Join Ellen and the forWater Network on Tuesday June 22, at 12pm ET. Contact Elanor for the webinar link.
Cyanobacteria, a group of potentially toxic photosynthetic bacteria, threaten water quality globally warranting the implementation of monitoring programs for risk management and control. Their distribution in aquatic ecosystems is dynamic and impacted by spatiotemporal factors including water column stratification, oscillatory diurnal migrations via buoyancy regulation and seasonal succession of populations. Although cyanobacteria are characteristically associated with high nutrient systems, increased reports of cyanobacteria in low-nutrient temperate lakes of Ontario suggesting additional factors influencing growth and occurrence requiring further investigation.

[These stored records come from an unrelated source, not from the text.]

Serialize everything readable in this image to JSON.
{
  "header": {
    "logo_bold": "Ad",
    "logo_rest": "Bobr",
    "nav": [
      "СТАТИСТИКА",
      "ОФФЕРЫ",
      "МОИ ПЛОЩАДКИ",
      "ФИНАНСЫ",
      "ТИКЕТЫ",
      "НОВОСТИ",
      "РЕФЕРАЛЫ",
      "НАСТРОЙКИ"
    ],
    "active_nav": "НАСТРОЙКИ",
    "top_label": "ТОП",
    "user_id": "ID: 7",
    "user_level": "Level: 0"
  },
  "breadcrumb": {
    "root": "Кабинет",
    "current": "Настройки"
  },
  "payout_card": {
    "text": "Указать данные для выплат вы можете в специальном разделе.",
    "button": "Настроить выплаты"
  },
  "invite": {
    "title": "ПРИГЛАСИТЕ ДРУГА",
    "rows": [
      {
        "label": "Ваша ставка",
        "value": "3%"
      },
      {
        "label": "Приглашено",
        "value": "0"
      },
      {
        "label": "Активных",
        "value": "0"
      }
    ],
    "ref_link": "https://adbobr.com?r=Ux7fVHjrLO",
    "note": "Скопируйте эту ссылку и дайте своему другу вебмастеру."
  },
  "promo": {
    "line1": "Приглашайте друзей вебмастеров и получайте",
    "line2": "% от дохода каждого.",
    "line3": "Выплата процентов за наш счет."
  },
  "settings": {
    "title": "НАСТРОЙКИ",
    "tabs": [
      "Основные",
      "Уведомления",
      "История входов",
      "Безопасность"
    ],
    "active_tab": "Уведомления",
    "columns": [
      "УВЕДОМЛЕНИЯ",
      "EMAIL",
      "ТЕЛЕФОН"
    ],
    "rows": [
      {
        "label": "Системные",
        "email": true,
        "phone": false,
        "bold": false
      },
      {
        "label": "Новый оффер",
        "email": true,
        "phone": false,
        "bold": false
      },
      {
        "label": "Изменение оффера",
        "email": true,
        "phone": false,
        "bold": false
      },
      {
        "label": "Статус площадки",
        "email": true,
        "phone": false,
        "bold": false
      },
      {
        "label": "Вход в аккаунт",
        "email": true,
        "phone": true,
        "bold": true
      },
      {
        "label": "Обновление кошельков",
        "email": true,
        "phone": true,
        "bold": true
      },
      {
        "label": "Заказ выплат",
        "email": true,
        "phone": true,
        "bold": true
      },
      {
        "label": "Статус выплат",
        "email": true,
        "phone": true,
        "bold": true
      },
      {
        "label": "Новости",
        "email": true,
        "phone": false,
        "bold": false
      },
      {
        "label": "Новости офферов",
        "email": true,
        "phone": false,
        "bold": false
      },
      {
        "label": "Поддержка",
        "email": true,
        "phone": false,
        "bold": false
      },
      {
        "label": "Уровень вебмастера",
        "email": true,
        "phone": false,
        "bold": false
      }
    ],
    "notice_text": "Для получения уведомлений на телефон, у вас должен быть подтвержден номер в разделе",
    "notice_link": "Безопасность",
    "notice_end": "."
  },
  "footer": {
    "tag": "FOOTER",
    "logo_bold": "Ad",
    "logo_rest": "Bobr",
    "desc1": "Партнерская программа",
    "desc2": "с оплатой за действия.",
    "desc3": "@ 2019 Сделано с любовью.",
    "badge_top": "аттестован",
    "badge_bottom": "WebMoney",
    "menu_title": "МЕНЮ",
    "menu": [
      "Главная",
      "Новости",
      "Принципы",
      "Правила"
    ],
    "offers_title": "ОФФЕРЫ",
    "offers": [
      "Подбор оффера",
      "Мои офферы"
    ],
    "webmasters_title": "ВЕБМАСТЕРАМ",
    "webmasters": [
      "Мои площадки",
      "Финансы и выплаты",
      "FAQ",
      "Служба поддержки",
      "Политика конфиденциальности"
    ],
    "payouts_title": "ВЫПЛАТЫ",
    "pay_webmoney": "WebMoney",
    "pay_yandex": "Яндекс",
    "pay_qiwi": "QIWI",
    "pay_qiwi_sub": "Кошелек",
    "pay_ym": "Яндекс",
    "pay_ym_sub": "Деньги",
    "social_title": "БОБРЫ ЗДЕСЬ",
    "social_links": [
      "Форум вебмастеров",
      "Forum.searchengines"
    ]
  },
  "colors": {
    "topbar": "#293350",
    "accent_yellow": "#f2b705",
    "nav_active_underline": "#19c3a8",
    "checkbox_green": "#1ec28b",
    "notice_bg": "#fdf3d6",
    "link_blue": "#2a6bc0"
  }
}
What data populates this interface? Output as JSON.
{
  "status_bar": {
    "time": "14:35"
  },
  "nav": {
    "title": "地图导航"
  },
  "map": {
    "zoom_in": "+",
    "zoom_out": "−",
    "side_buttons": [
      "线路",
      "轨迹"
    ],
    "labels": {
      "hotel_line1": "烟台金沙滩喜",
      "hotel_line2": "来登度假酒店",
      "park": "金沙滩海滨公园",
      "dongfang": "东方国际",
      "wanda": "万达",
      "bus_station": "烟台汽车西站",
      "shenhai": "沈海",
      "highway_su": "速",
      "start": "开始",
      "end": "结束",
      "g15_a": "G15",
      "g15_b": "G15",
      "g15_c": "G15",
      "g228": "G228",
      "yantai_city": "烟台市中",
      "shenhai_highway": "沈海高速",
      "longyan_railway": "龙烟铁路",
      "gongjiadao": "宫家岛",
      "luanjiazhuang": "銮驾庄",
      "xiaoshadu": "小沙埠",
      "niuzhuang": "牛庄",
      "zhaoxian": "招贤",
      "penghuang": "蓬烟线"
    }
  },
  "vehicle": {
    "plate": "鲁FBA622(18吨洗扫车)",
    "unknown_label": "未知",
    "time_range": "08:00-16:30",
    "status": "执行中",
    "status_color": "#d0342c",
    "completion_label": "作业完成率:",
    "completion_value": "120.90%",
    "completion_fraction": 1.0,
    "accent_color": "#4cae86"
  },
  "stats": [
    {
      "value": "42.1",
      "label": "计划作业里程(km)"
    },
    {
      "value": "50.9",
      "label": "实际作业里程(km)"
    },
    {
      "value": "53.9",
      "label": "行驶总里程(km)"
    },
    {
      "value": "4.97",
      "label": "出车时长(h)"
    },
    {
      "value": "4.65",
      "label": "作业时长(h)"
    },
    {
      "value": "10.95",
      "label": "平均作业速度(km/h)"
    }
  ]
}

In this research, spatiotemporal shifts in cyanobacterial communities were explored to identify the (i) vertical distribution across the water column, (ii) short-term diel trends, and (iii) long-term seasonal trends across three interconnected, oligotrophic lakes in a northern, temperate watershed in Ontario: the Turkey Lakes Watershed. Although the lakes in this study are interconnected, the cyanobacterial communities within them exhibited unique composition and distribution trends impacted by surrounding landscape processes. This complex network of interactions impacting cyanobacterial communities will further be impacted by warming climates with the potential for resurgence of populations earlier in the season.
The unique composition observed in the three lakes of this study underscores the importance of developing system-specific sampling guidelines reflective of physicochemical characteristics of the system and cyanobacterial community structure.
Ellen Cameron's biography
Ellen is an aquatic ecologist who has a specialized research interest in algae. She is interested in the application of modern molecular techniques to explore ecosystem dynamics. Ellen holds a BSc in Biology from the University of Waterloo. She completed her MSc in Molecular Science from Ryerson University where her research focused on the impact of warming water temperatures on fatty acid composition in freshwater diatoms.
Ellen is currently completing her PhD at the University of Waterloo in Biology and the Collaborative Water Program. Upon completion of her PhD, she will begin a postdoctoral fellowship at European Molecular Biology Laboratory - European Bioinformatics Institute and the Wellcome Sanger Institute where she will continue to build her molecular and bioinformatic skills while working with lichens.